João
Gilberto, Brasília e Juscelino, o Presidente Bossa Nova. A morte do músico
genial acaba sendo um reencontro desolado com o Brasil que tanto esperamos e de
que tanto precisamos – a utopia. (Por Conceição Freitas)
Se Brasília tivesse de escolher um artista
brasileiro como síntese de si mesma, seria João Gilberto. Não à toa, Juscelino era chamado de Presidente Bossa Nova, como na
música de Juca Chaves: Bossa nova mesmo é ser/presidente/Desta terra descoberta por Cabral/Paratantobastaser/Tãosimplesmente/Simpático/Risonho/Original./Depois desfrutar da maravilha/De ser presidente do Brasil/Voar da Velhacap pra Brasília/ver a alvorada e voar de volta ao Rio.
A musiquinha singela grudou em Juscelino o epíteto
com o qual até hoje é lembrado. Um dos criadores da Bossa Nova, Carlinhos Lyra
disse a Ruy Castro, que transmitiu a Claudio Bojunga, biógrafo de JK: “A Bossa Nova só foi possível graças a
Juscelino”.
Talvez haja certo exagero, não sem fundamento. Eram
os anos dourados. Fazia pouco tempo, Getúlio havia se suicidado e o Brasil
parecia mais uma vez afundado no pântano das elites devoradoras. Mas algo se
movia – nas artes, na cultura, nos esportes, na política. Subitamente, os brasileiros foram envolvidos por um raro
sentimento de inquietude e invenção na literatura, nas artes
plásticas, no futebol, no cinema, na arquitetura, na música: Guimarães Rosa,
João Cabral de Melo Neto, Clarice Lispector, Rubem Braga, Glauber Rocha, Lygia
Clark, Hélio Oiticica, Pelé, Garrincha, Lucio Costa, Oscar Niemeyer, Tom,
Vinícius e João Gilberto – cito alguns, porque a lista é longa (e eterna).
Finalmente, o Brasil parecia ter acordado, aquele
instante que havia muito se esperava. Daquela metade dos anos 1950 em diante, o país mostraria ao mundo a singularidade de sua formação
mestiça, tropical e continental.
Do mesmo modo que João Gilberto limpou os excessos
melódicos dos grandes cantores da época, os arquitetos modernos livraram os
edifícios de tudo o que não fosse estrutural. Queriam a beleza nua, como quem
busca a essência das coisas. Os poemas ficaram pura pedra, como os de João
Cabral. As construções, puro concreto, como as de Brasília. A paisagem urbana,
vazia.
Caetano Veloso, Vladimir Safatle, Braulio Pedroso
escreveram que, com a morte de João Gilberto, foi-se o sonho moderno, a utopia
de transformar esse território numa Nação. A morte física como representação
simbólica da morte de que temos morrido todos os dias, nos últimos tempos.
Naquela segunda metade dos anos 1950, tudo parecia
que ia dar certo.

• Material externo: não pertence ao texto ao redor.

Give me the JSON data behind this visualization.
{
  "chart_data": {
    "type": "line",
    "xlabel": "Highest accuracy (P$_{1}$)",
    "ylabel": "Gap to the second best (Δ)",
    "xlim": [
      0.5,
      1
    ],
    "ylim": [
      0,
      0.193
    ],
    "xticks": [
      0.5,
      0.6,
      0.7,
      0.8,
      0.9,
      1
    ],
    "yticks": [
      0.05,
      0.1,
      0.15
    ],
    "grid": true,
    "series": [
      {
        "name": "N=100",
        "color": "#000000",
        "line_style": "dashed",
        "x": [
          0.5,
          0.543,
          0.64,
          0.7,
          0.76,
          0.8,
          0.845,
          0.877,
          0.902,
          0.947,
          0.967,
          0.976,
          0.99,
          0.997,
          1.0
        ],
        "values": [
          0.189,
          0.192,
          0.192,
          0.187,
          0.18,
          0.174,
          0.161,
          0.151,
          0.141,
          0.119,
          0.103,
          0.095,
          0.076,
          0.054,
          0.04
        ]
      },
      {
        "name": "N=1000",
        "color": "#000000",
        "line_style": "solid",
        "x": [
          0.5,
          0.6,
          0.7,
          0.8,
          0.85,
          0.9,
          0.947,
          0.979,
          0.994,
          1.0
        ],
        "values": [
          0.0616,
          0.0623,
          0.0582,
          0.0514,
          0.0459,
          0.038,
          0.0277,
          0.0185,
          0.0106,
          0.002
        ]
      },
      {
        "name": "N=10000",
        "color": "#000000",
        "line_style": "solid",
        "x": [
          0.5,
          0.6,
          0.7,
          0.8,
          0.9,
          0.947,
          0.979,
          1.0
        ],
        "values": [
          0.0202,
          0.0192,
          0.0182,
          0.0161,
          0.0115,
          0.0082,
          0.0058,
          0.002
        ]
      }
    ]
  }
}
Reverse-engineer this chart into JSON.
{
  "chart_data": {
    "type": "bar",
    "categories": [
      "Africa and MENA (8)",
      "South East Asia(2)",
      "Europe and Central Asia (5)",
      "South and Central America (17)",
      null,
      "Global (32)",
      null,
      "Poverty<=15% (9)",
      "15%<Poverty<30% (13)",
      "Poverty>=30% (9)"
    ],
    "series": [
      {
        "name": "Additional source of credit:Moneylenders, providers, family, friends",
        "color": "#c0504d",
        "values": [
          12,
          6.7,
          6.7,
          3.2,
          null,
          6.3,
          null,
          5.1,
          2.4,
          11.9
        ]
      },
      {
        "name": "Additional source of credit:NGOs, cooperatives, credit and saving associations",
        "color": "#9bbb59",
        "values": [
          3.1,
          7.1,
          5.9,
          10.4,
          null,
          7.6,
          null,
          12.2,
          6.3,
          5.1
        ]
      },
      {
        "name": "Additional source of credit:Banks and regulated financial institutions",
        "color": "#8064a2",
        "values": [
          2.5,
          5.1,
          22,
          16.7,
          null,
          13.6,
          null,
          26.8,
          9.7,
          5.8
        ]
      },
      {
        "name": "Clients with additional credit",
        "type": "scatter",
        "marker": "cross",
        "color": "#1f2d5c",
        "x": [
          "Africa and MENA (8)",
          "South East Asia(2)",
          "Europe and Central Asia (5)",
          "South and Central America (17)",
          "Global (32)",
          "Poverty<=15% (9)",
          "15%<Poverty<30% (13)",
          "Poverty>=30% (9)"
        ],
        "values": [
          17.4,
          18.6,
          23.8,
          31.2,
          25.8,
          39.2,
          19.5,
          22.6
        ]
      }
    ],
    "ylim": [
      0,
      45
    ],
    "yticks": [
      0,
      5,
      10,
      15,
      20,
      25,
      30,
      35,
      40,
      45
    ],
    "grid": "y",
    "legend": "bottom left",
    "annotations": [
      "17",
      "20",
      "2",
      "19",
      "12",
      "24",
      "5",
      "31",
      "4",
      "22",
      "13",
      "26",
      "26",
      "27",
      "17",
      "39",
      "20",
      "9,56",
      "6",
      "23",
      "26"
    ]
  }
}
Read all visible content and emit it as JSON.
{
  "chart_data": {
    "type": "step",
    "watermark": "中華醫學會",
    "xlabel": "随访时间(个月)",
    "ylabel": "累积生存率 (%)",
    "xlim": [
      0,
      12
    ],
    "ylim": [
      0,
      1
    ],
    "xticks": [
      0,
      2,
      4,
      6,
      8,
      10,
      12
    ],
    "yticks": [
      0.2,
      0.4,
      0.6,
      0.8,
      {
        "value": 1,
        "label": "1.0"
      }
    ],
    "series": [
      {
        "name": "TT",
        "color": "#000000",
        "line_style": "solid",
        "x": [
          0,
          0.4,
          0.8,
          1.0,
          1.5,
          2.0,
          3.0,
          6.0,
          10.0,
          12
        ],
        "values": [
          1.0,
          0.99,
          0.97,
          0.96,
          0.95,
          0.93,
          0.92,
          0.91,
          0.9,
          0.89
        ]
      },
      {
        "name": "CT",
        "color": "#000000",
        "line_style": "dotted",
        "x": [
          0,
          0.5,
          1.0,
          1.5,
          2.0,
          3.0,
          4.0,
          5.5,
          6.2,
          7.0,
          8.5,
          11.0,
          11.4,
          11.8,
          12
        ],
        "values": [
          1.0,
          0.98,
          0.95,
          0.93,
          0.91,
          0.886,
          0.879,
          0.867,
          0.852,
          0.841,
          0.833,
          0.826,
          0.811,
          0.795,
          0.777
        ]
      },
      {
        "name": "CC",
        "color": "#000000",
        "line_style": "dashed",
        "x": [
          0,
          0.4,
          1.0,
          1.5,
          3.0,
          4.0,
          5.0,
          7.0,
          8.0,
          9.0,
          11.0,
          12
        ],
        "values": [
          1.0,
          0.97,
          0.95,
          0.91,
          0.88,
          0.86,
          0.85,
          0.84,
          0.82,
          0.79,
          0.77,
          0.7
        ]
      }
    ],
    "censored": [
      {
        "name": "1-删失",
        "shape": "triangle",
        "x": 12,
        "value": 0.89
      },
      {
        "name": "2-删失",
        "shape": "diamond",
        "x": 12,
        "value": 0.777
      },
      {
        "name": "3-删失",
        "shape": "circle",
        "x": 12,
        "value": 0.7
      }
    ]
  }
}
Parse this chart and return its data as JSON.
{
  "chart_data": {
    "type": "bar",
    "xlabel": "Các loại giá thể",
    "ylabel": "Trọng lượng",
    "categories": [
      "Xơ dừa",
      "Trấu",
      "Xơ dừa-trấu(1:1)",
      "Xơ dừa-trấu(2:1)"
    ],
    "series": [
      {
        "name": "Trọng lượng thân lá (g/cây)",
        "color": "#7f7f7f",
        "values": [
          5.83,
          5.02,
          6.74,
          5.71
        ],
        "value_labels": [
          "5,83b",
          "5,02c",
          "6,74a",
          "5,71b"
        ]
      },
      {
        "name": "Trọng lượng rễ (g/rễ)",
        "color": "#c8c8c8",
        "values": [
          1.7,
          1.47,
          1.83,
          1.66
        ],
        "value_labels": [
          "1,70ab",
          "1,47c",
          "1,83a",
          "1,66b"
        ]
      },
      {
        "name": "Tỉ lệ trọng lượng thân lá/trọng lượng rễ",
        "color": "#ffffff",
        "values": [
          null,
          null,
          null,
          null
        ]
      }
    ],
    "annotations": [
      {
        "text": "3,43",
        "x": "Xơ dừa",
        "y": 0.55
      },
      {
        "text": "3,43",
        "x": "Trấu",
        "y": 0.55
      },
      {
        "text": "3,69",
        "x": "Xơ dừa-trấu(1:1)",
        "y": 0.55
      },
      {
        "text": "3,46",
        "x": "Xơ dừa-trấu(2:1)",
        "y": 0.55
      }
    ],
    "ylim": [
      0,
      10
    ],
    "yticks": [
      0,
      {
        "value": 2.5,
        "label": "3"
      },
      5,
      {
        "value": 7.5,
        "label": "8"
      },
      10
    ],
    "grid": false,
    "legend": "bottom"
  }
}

Alguém lembrou do chute de Pelé, de antes do meio do campo,
para o gol que faria toda a esquerda se esquecer, temporariamente, da ditadura
militar e passar a torcer pelo Brasil na Copa de 58. (Juscelino assistiu ao
último jogo no Brasília Palace Hotel).
Um país de Pelés, aquele. “Sim, escreveu Safatle, havia algo de utopia
naquela música e seria necessário ouvi-la escutando também a utopia do tempo
histórico que ela expressa. Se do ponto de vista arquitetônico o Brasil
mostrará sua carga utópica através da instauração geométrica da conquista de
seu próprio interior, isso através de um sonho modernista que redundará em
Brasília e suas misturas de árvores distorcidas do cerrado e curvas de concreto
armado, havia a versão musical dessa carga utópica, e ela se encontrava na
bossa nova.”
Braulio Tavares comparou o arquiteto e o músico:
“Alguém disse da arquitetura de Oscar Niemeyer que ela demonstrava o quanto o
concreto é leve. As harmonizações e as divisões rítmicas de João Gilberto
mostravam que era possível haver uma ultra-sofisticação por trás de estruturas
aparentemente simples, nuas, despojadas.”
Caetano lembrou que João Gilberto furou a casca do
Brasil, até então uma “região ensimesmada”. A arquitetura moderna também tirou
o país de dentro de si e o apresentou ao mundo.
A morte de João Gilberto é um reencontro desolado
com um Brasil que tanto queríamos e de que tanto precisamos.